We had a unique challenge: we recently merged design system teams, GoFundMe and GoFundMe Pro, but were still on separate codebases, and Pro already had its own token structure that supported white-labeling. Meanwhile, the consumer side was beginning to explore co-branded pages.
So the first step wasn’t writing tokens. It was about understanding what we already had, what worked, what didn’t, and how we could design a flexible structure that could support multiple systems and brands moving forward.
One of my direct reports led the effort, while I gave direction and refined our documentation throughout the process.

Our color tokens ended up with three clear levels of abstraction:
Primitives – raw, brand-agnostic color values (e.g., green-100)
Brand theme tokens – brand-specific mappings (e.g., brand-default)
Semantic tokens – functional mappings used in components (e.g., surface-positive-subtle)
All of these are implemented as Figma variables, keeping things tidy and consistent across design and code.

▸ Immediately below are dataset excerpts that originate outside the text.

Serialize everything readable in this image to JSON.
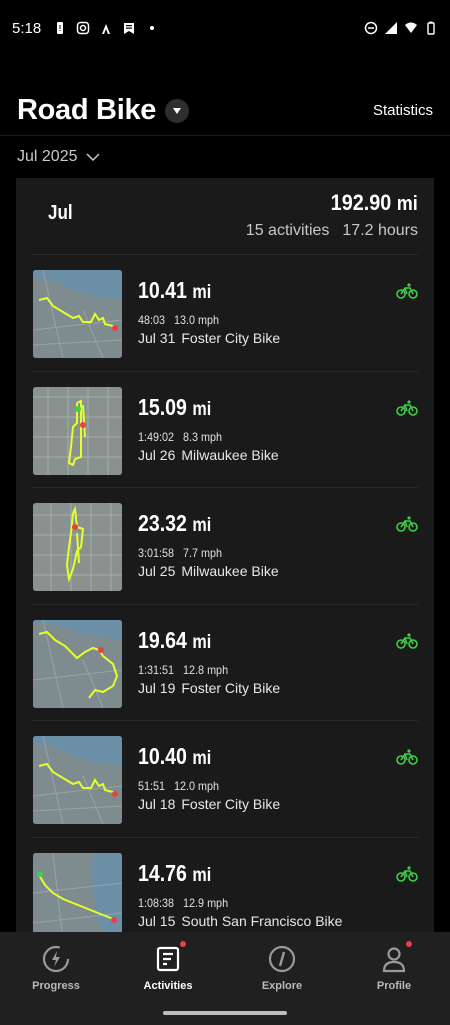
{
  "status_bar": {
    "time": "5:18"
  },
  "header": {
    "title": "Road Bike",
    "statistics_label": "Statistics"
  },
  "month_selector": {
    "value": "Jul 2025"
  },
  "summary": {
    "month": "Jul",
    "distance": "192.90",
    "distance_unit": "mi",
    "activities": "15 activities",
    "hours": "17.2 hours"
  },
  "activities": [
    {
      "distance": "10.41",
      "unit": "mi",
      "duration": "48:03",
      "speed": "13.0 mph",
      "date": "Jul 31",
      "name": "Foster City Bike"
    },
    {
      "distance": "15.09",
      "unit": "mi",
      "duration": "1:49:02",
      "speed": "8.3 mph",
      "date": "Jul 26",
      "name": "Milwaukee Bike"
    },
    {
      "distance": "23.32",
      "unit": "mi",
      "duration": "3:01:58",
      "speed": "7.7 mph",
      "date": "Jul 25",
      "name": "Milwaukee Bike"
    },
    {
      "distance": "19.64",
      "unit": "mi",
      "duration": "1:31:51",
      "speed": "12.8 mph",
      "date": "Jul 19",
      "name": "Foster City Bike"
    },
    {
      "distance": "10.40",
      "unit": "mi",
      "duration": "51:51",
      "speed": "12.0 mph",
      "date": "Jul 18",
      "name": "Foster City Bike"
    },
    {
      "distance": "14.76",
      "unit": "mi",
      "duration": "1:08:38",
      "speed": "12.9 mph",
      "date": "Jul 15",
      "name": "South San Francisco Bike"
    }
  ],
  "bottom_nav": [
    {
      "label": "Progress"
    },
    {
      "label": "Activities"
    },
    {
      "label": "Explore"
    },
    {
      "label": "Profile"
    }
  ],
  "colors": {
    "accent_green": "#3ecf4a",
    "route_yellow": "#e6ff2a",
    "badge_red": "#e8404a"
  }
}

The addition of a brand theme layer was an intentional decision to future-proof for multi-brand, co-branded, or white-label experiences.

Token names follow a structured formula based on their layer. Primitives use color-step (e.g. green-100), brand themes use brand-modifier (e.g. brand-default), and semantic tokens follow a longer part-of-thing-modifier pattern (e.g. surface-positive-subtle).
Color - The base hue used.
Step - Indicates the lightness or darkness of a color. The higher the step, the darker the shade (ex. green-100 is lighter than green-500).
Part-of-thing - Defines which part of the element the token applies to—text, icons, surface, or border.
Modifiers - These describe tone, prominence, and state, always in this order.
Naming was a surprisingly meaty topic. Designers debated “surface” vs. “background.” Engineers had opinions too. Eventually we learned the hard way that in system design, the bigger risk is indecision. Make the call, document it, move on.
We didn’t stop at the tokens themselves. We built documentation on our design system site, heart.gofundme.com, that shows how token layers connect and how to use them.
We also wrote a designer-facing “Using color” guide that explains our logic in plain language. I refined those docs myself to make them even easier to scan, breaking down each level visually.
It seems simple, but this kind of education work is what actually makes systems stick.

We designed the brand theme layer to be flexible, but GoFundMe’s default setup relies on duotone color combinations (not exactly a common pattern). To make it work for co-branded and white-label experiences, we had to create a way to remap those values easily for different brands.
Co-branding - Both brands are visible and intentionally blended to show partnership.
White-labeling - Only the partner’s brand is shown
To help designers understand how that mapping could work, I built a demo tool in Figma where they could visually map styles across brands using Styles. Once the mapping felt right, we could translate that directly into usable tokens for each brand.
This approach helped demystify co-branding and white-labeling, and it gave designers a safe playground to experiment.
We don’t have metrics tied directly to tokens (yet), but we launched them the quarter before the rebrand, just early enough for teams to adopt them before everything changed. When the new brand rolled out, our teams got the reskin for free, giving them more time to spend on designing structural changes that reflect the new brand.
What I’m seeing now is designers thinking more systematically. They’re not picking colors based on “what feels right” anymore, they’re using tokens to make consistent, accessible choices without needing much oversight. Engineers, already familiar with tokens, now share the same mental model as designers.
And that’s the real win here: a shared language. When a design system helps designers and engineers talk about details the same way, it drives efficiency—like many of our other design system efforts that contributed to a $40M+ business impact across GoFundMe.